Il manque, au bas mot, 150 millions de crédits cette année par rapport à ce que vous-même aviez proposé d’inscrire dans cette loi de programmation et de réforme pour la justice, que le Parlement avait non seulement acceptée, mais souhaitée. Nous avions d’ailleurs souhaité davantage de moyens.

Plusieurs constatations apparaissent aujourd’hui : une baisse de 45,6 % des investissements pour la justice judiciaire ; une baisse de 3,35 % du fonctionnement de l’administration pénitentiaire ; une baisse de 2,5 % de la conduite et du pilotage de la politique de la justice ; une baisse de 20 % pour le support à l’accès au droit et à la justice. Par ailleurs, pour ce qui est des places de prison, je tiens à souligner qu’elles bénéficient de crédits en augmentation, comme d’ailleurs l’ensemble de l’administration pénitentiaire. Des postes seront créés, mais souvent, ces créations ne serviront qu’à combler les très nombreuses vacances.

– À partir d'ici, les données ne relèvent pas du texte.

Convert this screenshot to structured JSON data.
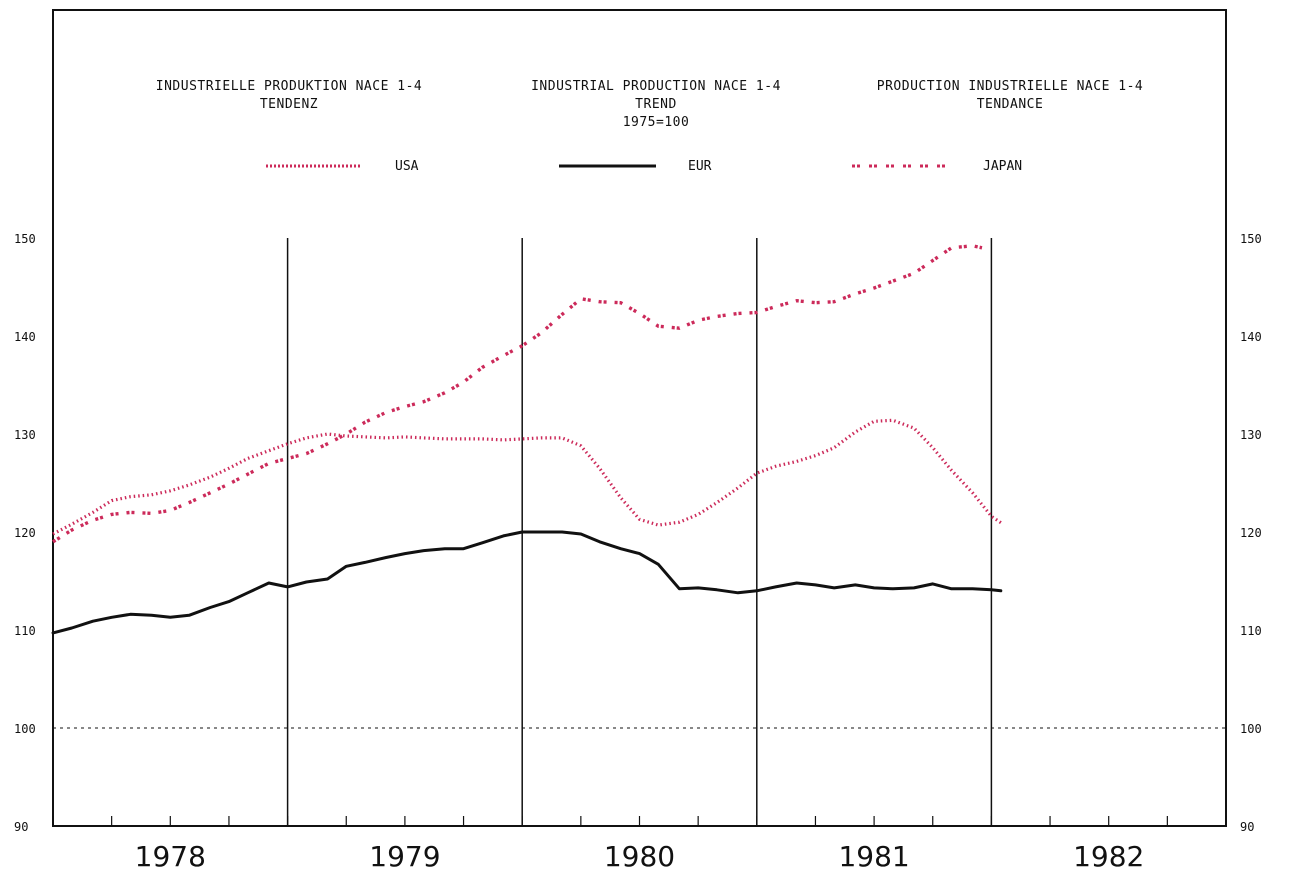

Mais, vous le savez, madame la ministre, jamais autant de personnes n’ont été incarcérées en France, et la France est le seul pays européen dans lequel le nombre de détenus augmente dans ces proportions. Ce nombre a atteint un nouveau record avec 71 828 personnes détenues au 1er avril 2019. Cela pose de nouveau, avec une acuité toute particulière, la question de la mise en œuvre efficace et effective des alternatives à la détention, sujet sur lequel les nécessaires réponses ne nous paraissent pas être au rendez-vous face à cette surpopulation qui appellerait l’augmentation sensible de ces mesures.

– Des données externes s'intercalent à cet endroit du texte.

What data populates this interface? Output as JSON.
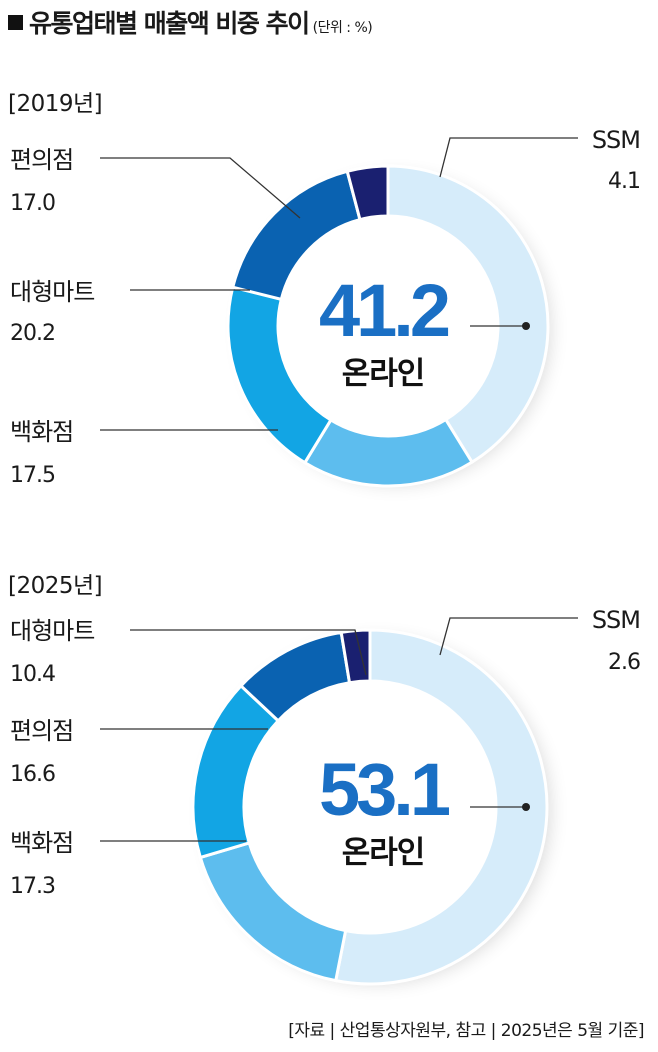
{
  "header": {
    "title": "유통업태별 매출액 비중 추이",
    "unit": "(단위 : %)"
  },
  "colors": {
    "online": "#d6ecfa",
    "ssm": "#1a2070",
    "dept_store": "#5dbdee",
    "hypermarket": "#12a5e4",
    "convenience": "#0a62b1",
    "center_value": "#1a6fc4"
  },
  "chart_data": [
    {
      "type": "pie",
      "year_label": "[2019년]",
      "center_value": "41.2",
      "center_label": "온라인",
      "slices": [
        {
          "name": "온라인",
          "value": 41.2,
          "color": "#d6ecfa"
        },
        {
          "name": "백화점",
          "value": 17.5,
          "color": "#5dbdee"
        },
        {
          "name": "대형마트",
          "value": 20.2,
          "color": "#12a5e4"
        },
        {
          "name": "편의점",
          "value": 17.0,
          "color": "#0a62b1"
        },
        {
          "name": "SSM",
          "value": 4.1,
          "color": "#1a2070"
        }
      ],
      "labels": [
        {
          "name": "편의점",
          "value": "17.0"
        },
        {
          "name": "대형마트",
          "value": "20.2"
        },
        {
          "name": "백화점",
          "value": "17.5"
        },
        {
          "name": "SSM",
          "value": "4.1"
        }
      ]
    },
    {
      "type": "pie",
      "year_label": "[2025년]",
      "center_value": "53.1",
      "center_label": "온라인",
      "slices": [
        {
          "name": "온라인",
          "value": 53.1,
          "color": "#d6ecfa"
        },
        {
          "name": "백화점",
          "value": 17.3,
          "color": "#5dbdee"
        },
        {
          "name": "편의점",
          "value": 16.6,
          "color": "#12a5e4"
        },
        {
          "name": "대형마트",
          "value": 10.4,
          "color": "#0a62b1"
        },
        {
          "name": "SSM",
          "value": 2.6,
          "color": "#1a2070"
        }
      ],
      "labels": [
        {
          "name": "대형마트",
          "value": "10.4"
        },
        {
          "name": "편의점",
          "value": "16.6"
        },
        {
          "name": "백화점",
          "value": "17.3"
        },
        {
          "name": "SSM",
          "value": "2.6"
        }
      ]
    }
  ],
  "source": "[자료 | 산업통상자원부, 참고 | 2025년은 5월 기준]"
}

En outre, s’agissant des mesures annoncées lors du Grenelle contre les violences conjugales, auquel vous avez participé, madame la ministre, nous pouvons craindre que les crédits annoncés ou supposés ne soient inférieurs aux besoins nécessaires pour lutter efficacement contre les violences faites aux femmes.

J’ajoute que l’accès à la justice et l’aide juridictionnelle sont remis en cause par une baisse des crédits de près de 22 millions d’euros en 2020. Et nous sommes plus que sceptiques sur les dispositions votées par l’Assemblée nationale pour l’aide juridictionnelle.

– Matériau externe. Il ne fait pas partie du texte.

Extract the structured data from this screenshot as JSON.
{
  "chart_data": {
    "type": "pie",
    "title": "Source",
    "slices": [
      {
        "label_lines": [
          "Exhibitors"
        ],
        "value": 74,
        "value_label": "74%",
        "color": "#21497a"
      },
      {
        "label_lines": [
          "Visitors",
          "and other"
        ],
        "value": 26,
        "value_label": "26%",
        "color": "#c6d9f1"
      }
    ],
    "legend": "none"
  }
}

Il ne nous paraît pas justifié de prendre comme indicateur le seul revenu fiscal de référence, et non plus les revenus de toute nature.

Nous ne sommes pas favorables non plus à la suppression de l’obligation de disposer d’un bureau d’aide juridictionnelle dans chaque TGI, c’est-à-dire d’un point d’accès à cette aide financière. Il ne nous semble pas justifié d’écarter un certain nombre de publics en vertu d’une « politique uniforme » des bureaux d’aide juridictionnelle.

Nous devons rester très attentifs aux besoins d’aide juridictionnelle, ce qui n’est pas le cas de ce budget, qui voit les crédits pour l’aide juridictionnelle diminuer.

Je veux aussi aborder la question de la spécialisation des tribunaux. Certains craignent qu’elle ne serve de palliatif à l’idée de supprimer des juridictions.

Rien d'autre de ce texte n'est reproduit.